Ülkemiz Nüfusunun Yarısına Yakını Aşılanmamış!
Ne yazık ki, aşı olmayan doktorların, hemşirelerin bulunduğu bir ülkede yaşıyoruz. Bu nedenle bazı ülkeler, ülkemizi kırmızı renkte gösteriyor.
Bazı ülkeler, ülkemizden turist kabul etmiyor.
Yeni Milli Eğitim Bakanımız, eğitim-öğretime hazır olduğumuzu, hiçbir noksanımızın kalmadığını söylemişti. Temizlik malzemelerinin bile, yeteri kadar gönderilmediği ortaya çıktı. Aşı olmayan öğretmenlerimiz ve aşı olma yaşında oldukları halde aşılarını yaptırmayan öğrenciler var.
Derslikler yeterli değil. Kimi sınıflarda 60 ve daha üstünde öğrencilerin eğitim gördüğünü öğreniyoruz. Bu durumları ulusal gazeteler yazıyor, televizyon kanalları söylüyor. Biz de onlardan öğrendiklerimizi yazıyoruz.
Demek ki, eğitim öğretime hazır değilmişiz!
Kimi okulların tamir gereksinimleri var. Kimi okullarda ve dersliklerde noksanlar var. Onları da gazeteler yazıyor.
Her ne ise, bu noksanlıklar yerine gelebilir. Ama şu aşı olmayan kafaları nasıl düzelteceğiz?
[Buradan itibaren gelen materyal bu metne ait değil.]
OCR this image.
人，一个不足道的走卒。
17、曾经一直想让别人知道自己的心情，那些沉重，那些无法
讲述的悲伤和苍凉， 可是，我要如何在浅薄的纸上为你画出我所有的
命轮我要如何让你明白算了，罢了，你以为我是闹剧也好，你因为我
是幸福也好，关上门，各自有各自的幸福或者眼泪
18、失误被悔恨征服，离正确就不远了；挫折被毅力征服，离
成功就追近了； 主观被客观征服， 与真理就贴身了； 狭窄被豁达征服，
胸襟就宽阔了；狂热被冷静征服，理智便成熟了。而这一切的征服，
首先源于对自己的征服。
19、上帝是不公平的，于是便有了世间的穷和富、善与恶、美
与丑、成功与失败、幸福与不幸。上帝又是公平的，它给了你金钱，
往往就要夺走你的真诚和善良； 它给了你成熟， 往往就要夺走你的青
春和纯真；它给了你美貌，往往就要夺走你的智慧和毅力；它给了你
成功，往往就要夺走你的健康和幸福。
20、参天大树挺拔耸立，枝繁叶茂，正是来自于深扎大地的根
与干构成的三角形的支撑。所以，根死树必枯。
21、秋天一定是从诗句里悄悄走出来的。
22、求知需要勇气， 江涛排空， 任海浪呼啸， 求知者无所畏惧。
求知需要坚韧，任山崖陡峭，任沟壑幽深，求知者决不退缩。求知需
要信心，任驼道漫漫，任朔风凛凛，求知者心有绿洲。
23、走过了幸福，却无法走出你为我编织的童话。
İşi cehalete bağlayıp içinden çıkamayız. Çünkü aşı olmamakta direnenler arasında üniversite mezunları da var.
Ne yapmalı öyleyse?
Yaptırım uygulamaktan başka çare yok. Hiç kimse, “Bu benim şahsi kararım, kimse bana karışamaz” diyerek işin içinden çıkamaz. Çünkü aşı olmamakta direnenler, yalnız kendilerine zarar verseler, “eden bulur” deyip işin içinden çıkabiliriz. Ama halkın deyimiyle, kazın ayağı öyle değil. Aşı olmayanlar, virüsü başkalarına bulaştırıyorlar. Hiç kimse “Bana bir şey olmaz” diyemez. “Bana bir şey olmaz” diyenler ya yoğun bakımda, ya da öbür dünyada.
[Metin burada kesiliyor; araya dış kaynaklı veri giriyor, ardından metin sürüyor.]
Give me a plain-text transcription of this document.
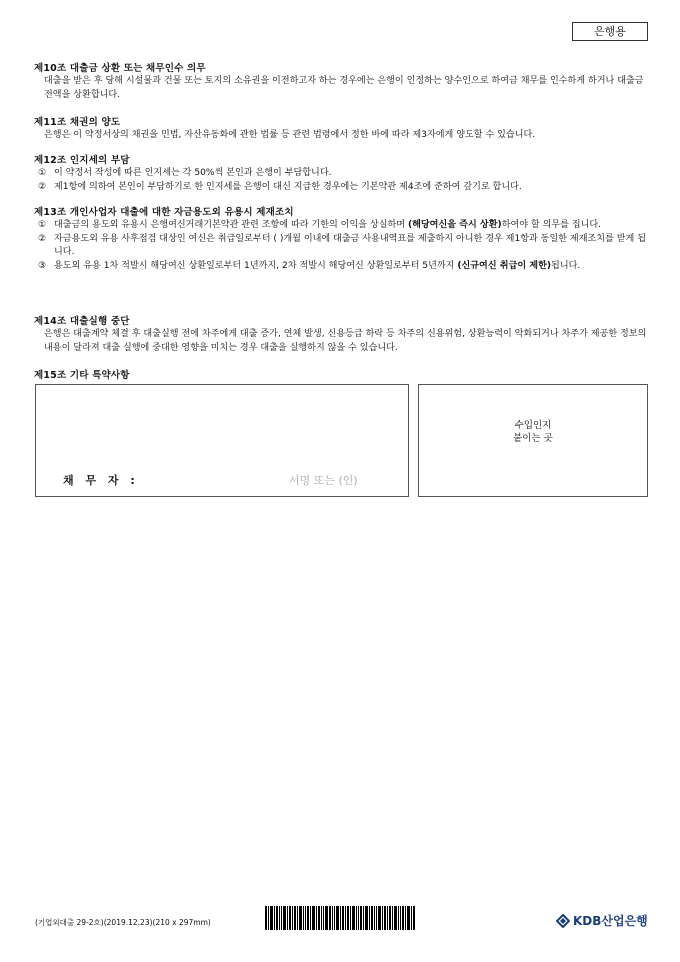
은행용
제10조 대출금 상환 또는 채무인수 의무

대출을 받은 후 당해 시설물과 건물 또는 토지의 소유권을 이전하고자 하는 경우에는 은행이 인정하는 양수인으로 하여금 채무를 인수하게 하거나 대출금 전액을 상환합니다.

제11조 채권의 양도

은행은 이 약정서상의 채권을 민법, 자산유동화에 관한 법률 등 관련 법령에서 정한 바에 따라 제3자에게 양도할 수 있습니다.

제12조 인지세의 부담
① 이 약정서 작성에 따른 인지세는 각 50%씩 본인과 은행이 부담합니다.
② 제1항에 의하여 본인이 부담하기로 한 인지세를 은행이 대신 지급한 경우에는 기본약관 제4조에 준하여 갚기로 합니다.
제13조 개인사업자 대출에 대한 자금용도외 유용시 제재조치
① 대출금의 용도외 유용시 은행여신거래기본약관 관련 조항에 따라 기한의 이익을 상실하며 (해당여신을 즉시 상환)하여야 할 의무를 집니다.
② 자금용도외 유용 사후점검 대상인 여신은 취급일로부터 ( )개월 이내에 대출금 사용내역표를 제출하지 아니한 경우 제1항과 동일한 제재조치를 받게 됩니다.
③ 용도외 유용 1차 적발시 해당여신 상환일로부터 1년까지, 2차 적발시 해당여신 상환일로부터 5년까지 (신규여신 취급이 제한)됩니다.
제14조 대출실행 중단

은행은 대출계약 체결 후 대출실행 전에 차주에게 대출 증가, 연체 발생, 신용등급 하락 등 차주의 신용위험, 상환능력이 악화되거나 차주가 제공한 정보의 내용이 달라져 대출 실행에 중대한 영향을 미치는 경우 대출을 실행하지 않을 수 있습니다.

제15조 기타 특약사항
채 무 자 :	서명 또는 (인)
수입인지
붙이는 곳
(기업외대출 29-2호)(2019.12.23)(210 x 297mm)	KDB산업은행
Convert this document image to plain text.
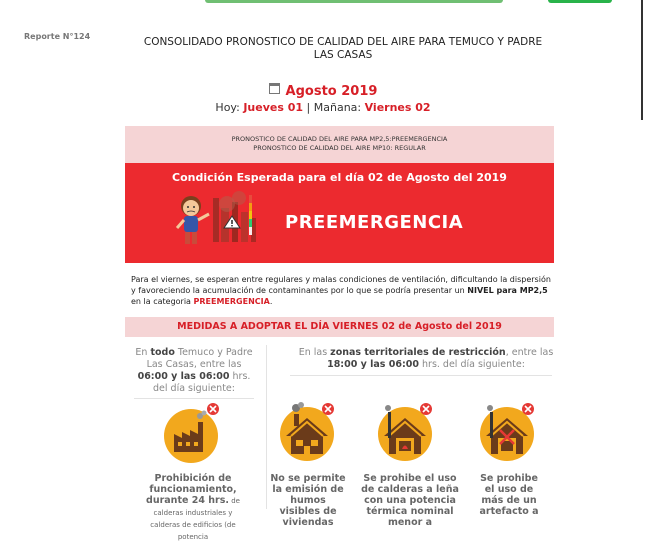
Reporte N°124	CONSOLIDADO PRONOSTICO DE CALIDAD DEL AIRE PARA TEMUCO Y PADRE LAS CASAS
Agosto 2019
Hoy: Jueves 01 | Mañana: Viernes 02
PRONOSTICO DE CALIDAD DEL AIRE PARA MP2,5:PREEMERGENCIA
PRONOSTICO DE CALIDAD DEL AIRE MP10: REGULAR
Condición Esperada para el día 02 de Agosto del 2019
PREEMERGENCIA
Para el viernes, se esperan entre regulares y malas condiciones de ventilación, dificultando la dispersión y favoreciendo la acumulación de contaminantes por lo que se podría presentar un NIVEL para MP2,5 en la categoria PREEMERGENCIA.
MEDIDAS A ADOPTAR EL DÍA VIERNES 02 de Agosto del 2019
En todo Temuco y Padre Las Casas, entre las 06:00 y las 06:00 hrs. del día siguiente:
En las zonas territoriales de restricción, entre las 18:00 y las 06:00 hrs. del día siguiente:
Prohibición de funcionamiento, durante 24 hrs. de calderas industriales y calderas de edificios (de potencia
No se permite la emisión de humos visibles de viviendas
Se prohibe el uso de calderas a leña con una potencia térmica nominal menor a
Se prohibe el uso de más de un artefacto a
Sağlık Bakanlığı; yoğun bakımda olan hastalarının ya bir aşı olanlar ya da hiç aşı olmayanlar arasından çıkığını söylüyor. Bu da aşı olmamakta direnenlere bir ders olmuyor mu?
Umarız, her şeyin tamam olduğunu söyleyen Bakanlık, eğitim öğretimin sürdürüldüğü eylül ayında ve gelecek aylarda büyük hastalıklarla karşılaşmadığımızı da gösterir de, bizi noksanları dile getirmemizden utandırır.